Erythromycin is resistant to gram-negative rods: Escherichia coli and other members of the Enterobacteriaceae family (Klebsiella spp., Proteus spp., Shigella spp., Salmonella spp., and others), Pseudomonas aeruginosa, Acinetobacter spp., and other non-fermenting bacteria, as well as anaerobic bacteria (Bacteroides spp., including Bacteroides fragilis), methicillin-resistant strains of Staphylococcus aureus (MRSA), and enterococci Enterococcus spp., mycobacteria.
It is an agonist of motilin receptors. It accelerates gastric emptying by increasing the amplitude of pyloric contractions and improving antral-duodenal coordination, possessing prokinetic properties.

Section: Pharmacokinetics

Absorption - high. Food intake does not affect the absorption of erythromycin in enteric-coated tablets. The time to reach maximum concentration in plasma after oral administration is 2-4 hours. Binding to plasma proteins - 70-90%. Bioavailability - 30-65%. It is distributed unevenly in the body. It accumulates in large amounts in the liver, spleen, and kidneys. In bile and urine, the concentration is ten times higher than in plasma. It penetrates well into the tissues of the lungs, lymph nodes, middle ear, prostatic secretions, sperm, pleural cavity, ascitic, and synovial fluids. In the milk of nursing women, the concentration of erythromycin is 50% of that in serum. It poorly penetrates the blood-brain barrier and into cerebrospinal fluid (its concentration is 10% of the drug content in plasma).

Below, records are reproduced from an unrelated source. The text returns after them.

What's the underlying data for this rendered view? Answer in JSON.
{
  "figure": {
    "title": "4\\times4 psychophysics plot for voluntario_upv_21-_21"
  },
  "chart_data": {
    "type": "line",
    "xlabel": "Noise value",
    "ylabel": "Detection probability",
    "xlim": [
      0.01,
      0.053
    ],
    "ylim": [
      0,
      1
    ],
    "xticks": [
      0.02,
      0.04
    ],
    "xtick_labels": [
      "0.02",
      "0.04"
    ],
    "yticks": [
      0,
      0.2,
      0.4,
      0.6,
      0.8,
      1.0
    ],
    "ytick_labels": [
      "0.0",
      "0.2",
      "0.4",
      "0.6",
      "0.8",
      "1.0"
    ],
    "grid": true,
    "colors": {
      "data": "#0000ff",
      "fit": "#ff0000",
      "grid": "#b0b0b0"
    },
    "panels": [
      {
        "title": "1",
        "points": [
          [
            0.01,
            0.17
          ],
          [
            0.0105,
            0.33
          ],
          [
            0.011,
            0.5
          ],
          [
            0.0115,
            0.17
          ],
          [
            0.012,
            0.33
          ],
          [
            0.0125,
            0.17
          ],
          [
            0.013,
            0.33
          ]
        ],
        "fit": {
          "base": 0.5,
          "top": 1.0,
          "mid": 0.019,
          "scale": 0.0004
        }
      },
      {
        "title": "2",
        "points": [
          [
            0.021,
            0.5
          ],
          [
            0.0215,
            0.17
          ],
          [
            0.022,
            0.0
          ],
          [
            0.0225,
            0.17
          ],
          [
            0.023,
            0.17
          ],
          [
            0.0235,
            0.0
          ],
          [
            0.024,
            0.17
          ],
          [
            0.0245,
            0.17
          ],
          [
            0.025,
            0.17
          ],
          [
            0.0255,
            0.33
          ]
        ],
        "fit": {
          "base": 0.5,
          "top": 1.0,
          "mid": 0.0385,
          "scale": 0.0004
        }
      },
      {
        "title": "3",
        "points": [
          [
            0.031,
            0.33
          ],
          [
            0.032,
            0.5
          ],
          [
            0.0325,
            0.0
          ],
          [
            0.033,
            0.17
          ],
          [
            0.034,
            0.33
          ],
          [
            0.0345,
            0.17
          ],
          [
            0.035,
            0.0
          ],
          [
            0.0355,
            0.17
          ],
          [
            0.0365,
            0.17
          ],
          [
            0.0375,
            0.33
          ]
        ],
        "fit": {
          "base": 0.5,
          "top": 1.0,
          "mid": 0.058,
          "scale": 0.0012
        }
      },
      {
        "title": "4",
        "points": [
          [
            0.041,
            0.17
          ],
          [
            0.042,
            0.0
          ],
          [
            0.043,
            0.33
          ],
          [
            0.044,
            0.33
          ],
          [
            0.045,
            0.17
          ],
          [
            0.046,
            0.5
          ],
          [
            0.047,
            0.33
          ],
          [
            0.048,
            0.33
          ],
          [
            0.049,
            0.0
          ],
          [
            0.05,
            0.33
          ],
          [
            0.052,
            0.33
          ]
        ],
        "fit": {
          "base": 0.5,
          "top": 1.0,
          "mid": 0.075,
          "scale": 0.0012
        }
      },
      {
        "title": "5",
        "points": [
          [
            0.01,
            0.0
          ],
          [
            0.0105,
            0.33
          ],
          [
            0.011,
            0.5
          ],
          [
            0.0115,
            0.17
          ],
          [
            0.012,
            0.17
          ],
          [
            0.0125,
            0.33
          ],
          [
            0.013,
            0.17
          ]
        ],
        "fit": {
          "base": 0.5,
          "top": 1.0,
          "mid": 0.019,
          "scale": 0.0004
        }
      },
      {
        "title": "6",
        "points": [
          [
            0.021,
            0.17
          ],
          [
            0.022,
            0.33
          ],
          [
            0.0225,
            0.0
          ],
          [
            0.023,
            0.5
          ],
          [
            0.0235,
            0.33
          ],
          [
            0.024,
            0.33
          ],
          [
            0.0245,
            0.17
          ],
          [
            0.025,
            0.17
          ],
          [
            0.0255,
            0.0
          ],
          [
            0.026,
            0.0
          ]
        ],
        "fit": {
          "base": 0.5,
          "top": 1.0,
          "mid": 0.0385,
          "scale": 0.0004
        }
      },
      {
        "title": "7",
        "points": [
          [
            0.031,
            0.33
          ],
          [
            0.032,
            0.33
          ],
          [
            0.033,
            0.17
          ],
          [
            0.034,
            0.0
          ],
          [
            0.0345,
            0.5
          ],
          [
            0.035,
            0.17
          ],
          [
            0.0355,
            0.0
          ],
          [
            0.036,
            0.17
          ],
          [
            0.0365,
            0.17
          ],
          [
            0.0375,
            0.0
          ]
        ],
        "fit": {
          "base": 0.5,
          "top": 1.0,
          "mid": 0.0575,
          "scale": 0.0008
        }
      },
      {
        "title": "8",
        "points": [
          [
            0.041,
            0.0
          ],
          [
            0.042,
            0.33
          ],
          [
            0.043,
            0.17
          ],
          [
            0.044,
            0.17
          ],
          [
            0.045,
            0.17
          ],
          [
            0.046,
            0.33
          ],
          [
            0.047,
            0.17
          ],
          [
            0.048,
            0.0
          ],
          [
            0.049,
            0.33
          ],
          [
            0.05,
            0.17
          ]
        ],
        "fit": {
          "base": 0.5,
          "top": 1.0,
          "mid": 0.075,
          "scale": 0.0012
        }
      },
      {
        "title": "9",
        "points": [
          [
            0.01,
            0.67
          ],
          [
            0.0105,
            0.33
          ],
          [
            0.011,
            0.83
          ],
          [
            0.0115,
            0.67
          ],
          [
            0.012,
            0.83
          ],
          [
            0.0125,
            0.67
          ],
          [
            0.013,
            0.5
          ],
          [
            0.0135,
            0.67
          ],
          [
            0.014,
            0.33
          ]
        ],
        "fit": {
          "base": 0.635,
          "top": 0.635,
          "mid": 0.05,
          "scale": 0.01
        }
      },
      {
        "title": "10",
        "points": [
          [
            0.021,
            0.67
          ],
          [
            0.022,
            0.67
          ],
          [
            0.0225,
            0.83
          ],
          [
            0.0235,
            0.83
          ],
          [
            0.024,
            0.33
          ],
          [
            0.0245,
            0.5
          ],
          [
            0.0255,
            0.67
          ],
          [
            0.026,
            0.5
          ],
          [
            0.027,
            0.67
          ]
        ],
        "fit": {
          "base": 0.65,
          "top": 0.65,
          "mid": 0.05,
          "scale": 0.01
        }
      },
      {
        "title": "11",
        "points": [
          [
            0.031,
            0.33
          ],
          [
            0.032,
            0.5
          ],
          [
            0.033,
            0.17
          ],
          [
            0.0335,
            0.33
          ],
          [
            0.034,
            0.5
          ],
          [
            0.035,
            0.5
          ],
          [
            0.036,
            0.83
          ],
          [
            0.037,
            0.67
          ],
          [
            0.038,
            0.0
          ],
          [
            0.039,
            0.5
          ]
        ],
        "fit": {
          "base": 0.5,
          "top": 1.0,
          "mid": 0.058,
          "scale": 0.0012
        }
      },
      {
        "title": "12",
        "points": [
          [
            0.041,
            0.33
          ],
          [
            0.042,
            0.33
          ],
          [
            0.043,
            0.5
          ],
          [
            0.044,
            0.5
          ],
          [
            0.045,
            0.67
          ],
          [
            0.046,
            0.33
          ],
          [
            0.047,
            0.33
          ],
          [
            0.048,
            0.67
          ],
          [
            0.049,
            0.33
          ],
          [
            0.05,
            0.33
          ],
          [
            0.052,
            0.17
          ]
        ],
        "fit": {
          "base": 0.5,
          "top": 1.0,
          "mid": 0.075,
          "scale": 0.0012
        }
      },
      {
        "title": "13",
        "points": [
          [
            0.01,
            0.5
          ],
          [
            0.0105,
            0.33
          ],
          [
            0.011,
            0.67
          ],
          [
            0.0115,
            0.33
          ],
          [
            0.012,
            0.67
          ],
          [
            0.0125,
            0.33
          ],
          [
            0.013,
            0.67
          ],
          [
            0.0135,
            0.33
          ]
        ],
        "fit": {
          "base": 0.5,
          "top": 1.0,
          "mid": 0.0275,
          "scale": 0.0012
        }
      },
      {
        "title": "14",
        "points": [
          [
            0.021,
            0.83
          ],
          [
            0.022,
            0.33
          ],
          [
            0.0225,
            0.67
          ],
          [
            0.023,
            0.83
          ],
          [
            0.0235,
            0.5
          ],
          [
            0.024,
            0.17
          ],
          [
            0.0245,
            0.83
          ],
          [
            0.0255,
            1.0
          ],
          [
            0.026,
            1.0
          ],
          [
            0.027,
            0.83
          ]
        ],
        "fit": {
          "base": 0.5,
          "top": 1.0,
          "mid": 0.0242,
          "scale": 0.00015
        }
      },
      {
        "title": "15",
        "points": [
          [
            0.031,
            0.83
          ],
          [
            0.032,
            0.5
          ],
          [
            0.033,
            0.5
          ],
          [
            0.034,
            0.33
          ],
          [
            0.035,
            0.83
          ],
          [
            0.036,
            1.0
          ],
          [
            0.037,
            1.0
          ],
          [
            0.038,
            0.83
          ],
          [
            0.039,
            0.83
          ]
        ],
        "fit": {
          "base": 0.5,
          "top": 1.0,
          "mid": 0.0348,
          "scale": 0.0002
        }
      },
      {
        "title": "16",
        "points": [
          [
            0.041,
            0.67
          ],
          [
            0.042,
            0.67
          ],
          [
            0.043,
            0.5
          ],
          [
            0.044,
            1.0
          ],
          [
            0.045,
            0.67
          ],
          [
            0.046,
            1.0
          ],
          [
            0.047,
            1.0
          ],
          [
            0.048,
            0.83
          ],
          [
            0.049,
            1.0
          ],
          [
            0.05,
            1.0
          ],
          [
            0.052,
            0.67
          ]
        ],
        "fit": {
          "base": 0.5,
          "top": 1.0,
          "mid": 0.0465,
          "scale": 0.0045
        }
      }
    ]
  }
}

In inflammatory processes in the membranes of the brain, their permeability to erythromycin slightly increases. It crosses the placental barrier and enters the fetal blood, where its content reaches 5-20% of that in maternal plasma. It is metabolized in the liver (over 90%), partially forming inactive metabolites. The metabolism of erythromycin involves the isoenzymes CYP3A4, CYP3A5, and CYP3A7, of which it is an inhibitor. The half-life is 1.4-2 hours, and in anuria - 4-6 hours. Excretion with bile is 20-30% in unchanged form, and through the kidneys (in unchanged form) - 2-5%.